Par Feriel Nourine
La décision prise par les pays membres de l’Agence internationale de l’énergie (AIE), concernant un recours à leurs réserves stratégiques, n’a pas eu l’impact rapide sur le marché du brut, tel qu’escompté par ces derniers.
Alors que cette démarche avait été annoncée jeudi par le Président américain, les prix ont clôturé la semaine avec un très léger recul, le Brent de la mer du Nord n’a perdu que 0,30%, terminant à 104, 39 dollars, alors que le WTI a, de son côté, lâché 1,00% à 99,27 dollars.
Face à des cours qui ne sont pas du goût des pays gros consommateurs, et à leur tête, les Etats-Unis, Joe Biden a annoncé que son pays allait renforcer les volumes qu’il puise dans les stocks, soit 180 millions de barils par jour pour les six prochains mois. Un plan sans précédent chez le premier consommateur de pétrole pour tenter de juguler la flambée des cours, mais surtout celle des prix à la pompe.
Vendredi, l’AIE a confirmé l’annonce américaine, ajoutant que les 30 autres pays membres de l’AIE ont promis de puiser, eux aussi, dans leurs réserves stratégiques, dans le même souci de faire baisser les prix. L’agence n’a pas précisé le volume total qui allait être puisé des stocks pour être injecté dans l’offre. Elle a, cependant, indiqué que les détails seraient rendus publics «au début de la semaine prochaine», probablement demain lundi, ou mardi.

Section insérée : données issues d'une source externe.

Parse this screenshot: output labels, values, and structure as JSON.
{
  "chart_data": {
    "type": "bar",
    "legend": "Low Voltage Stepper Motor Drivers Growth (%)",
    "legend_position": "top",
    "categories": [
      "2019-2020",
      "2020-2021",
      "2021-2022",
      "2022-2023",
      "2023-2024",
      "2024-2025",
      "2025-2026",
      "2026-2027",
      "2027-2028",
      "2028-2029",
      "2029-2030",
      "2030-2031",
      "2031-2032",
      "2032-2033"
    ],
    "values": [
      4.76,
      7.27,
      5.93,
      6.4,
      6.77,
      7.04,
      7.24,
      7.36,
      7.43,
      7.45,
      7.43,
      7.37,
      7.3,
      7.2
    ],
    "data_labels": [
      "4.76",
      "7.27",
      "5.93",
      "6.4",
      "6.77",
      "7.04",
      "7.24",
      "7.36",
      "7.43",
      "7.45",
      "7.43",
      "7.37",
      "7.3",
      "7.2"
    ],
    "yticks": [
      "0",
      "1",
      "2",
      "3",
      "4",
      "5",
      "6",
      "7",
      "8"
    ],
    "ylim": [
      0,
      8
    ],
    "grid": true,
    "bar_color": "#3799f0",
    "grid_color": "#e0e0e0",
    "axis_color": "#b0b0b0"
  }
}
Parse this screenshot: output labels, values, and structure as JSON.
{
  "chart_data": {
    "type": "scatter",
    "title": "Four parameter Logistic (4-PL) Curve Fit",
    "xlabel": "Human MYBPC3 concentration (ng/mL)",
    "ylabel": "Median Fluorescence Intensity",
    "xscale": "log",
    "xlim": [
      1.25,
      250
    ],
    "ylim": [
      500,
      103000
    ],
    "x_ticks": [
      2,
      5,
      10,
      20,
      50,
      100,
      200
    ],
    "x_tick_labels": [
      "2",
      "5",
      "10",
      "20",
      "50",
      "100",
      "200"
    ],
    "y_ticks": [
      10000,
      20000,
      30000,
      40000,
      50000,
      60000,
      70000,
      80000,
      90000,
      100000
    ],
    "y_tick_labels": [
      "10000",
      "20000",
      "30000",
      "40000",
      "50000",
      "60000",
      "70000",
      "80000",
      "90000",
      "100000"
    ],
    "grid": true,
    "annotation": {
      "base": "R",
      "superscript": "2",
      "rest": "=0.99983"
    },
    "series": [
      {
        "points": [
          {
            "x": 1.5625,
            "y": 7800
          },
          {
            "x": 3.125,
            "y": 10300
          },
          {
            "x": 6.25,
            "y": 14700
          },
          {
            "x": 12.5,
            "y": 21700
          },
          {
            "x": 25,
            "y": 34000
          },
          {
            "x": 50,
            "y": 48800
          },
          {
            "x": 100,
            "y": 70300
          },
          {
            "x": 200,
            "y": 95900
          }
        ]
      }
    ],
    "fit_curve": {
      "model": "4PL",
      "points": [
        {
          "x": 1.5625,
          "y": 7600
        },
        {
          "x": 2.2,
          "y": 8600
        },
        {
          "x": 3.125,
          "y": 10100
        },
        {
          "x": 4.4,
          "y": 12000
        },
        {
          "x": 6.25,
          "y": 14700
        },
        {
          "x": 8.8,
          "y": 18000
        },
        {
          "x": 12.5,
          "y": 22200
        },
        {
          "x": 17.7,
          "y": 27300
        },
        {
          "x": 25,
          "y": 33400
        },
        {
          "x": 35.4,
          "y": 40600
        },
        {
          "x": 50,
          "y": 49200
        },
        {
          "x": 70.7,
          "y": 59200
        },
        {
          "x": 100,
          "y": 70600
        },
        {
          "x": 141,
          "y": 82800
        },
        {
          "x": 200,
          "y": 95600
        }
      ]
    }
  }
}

Selon l’agence américaine basée à Paris, chargée de conseiller les pays développés dans leur politique énergétique, cette décision «souligne leur engagement (les pays membres, ndlr) solide et uni pour stabiliser les marchés mondiaux de l’énergie». Un engagement qui doit se concrétiser au niveau du marché avec de gros volumes supplémentaires pour espérer calmer des séances d’échange évoluant dans une phase marquée par la guerre en Ukraine et ses retombées sur les cours. C’est dire que si les répercussions sur les prix, espérées par les consommateurs, venaient à avoir lieu, ce ne serait pas dans l’immédiat. De plus, la solution des cours stratégiques est connue pour son impact limité dans le temps, faut-il le souligner.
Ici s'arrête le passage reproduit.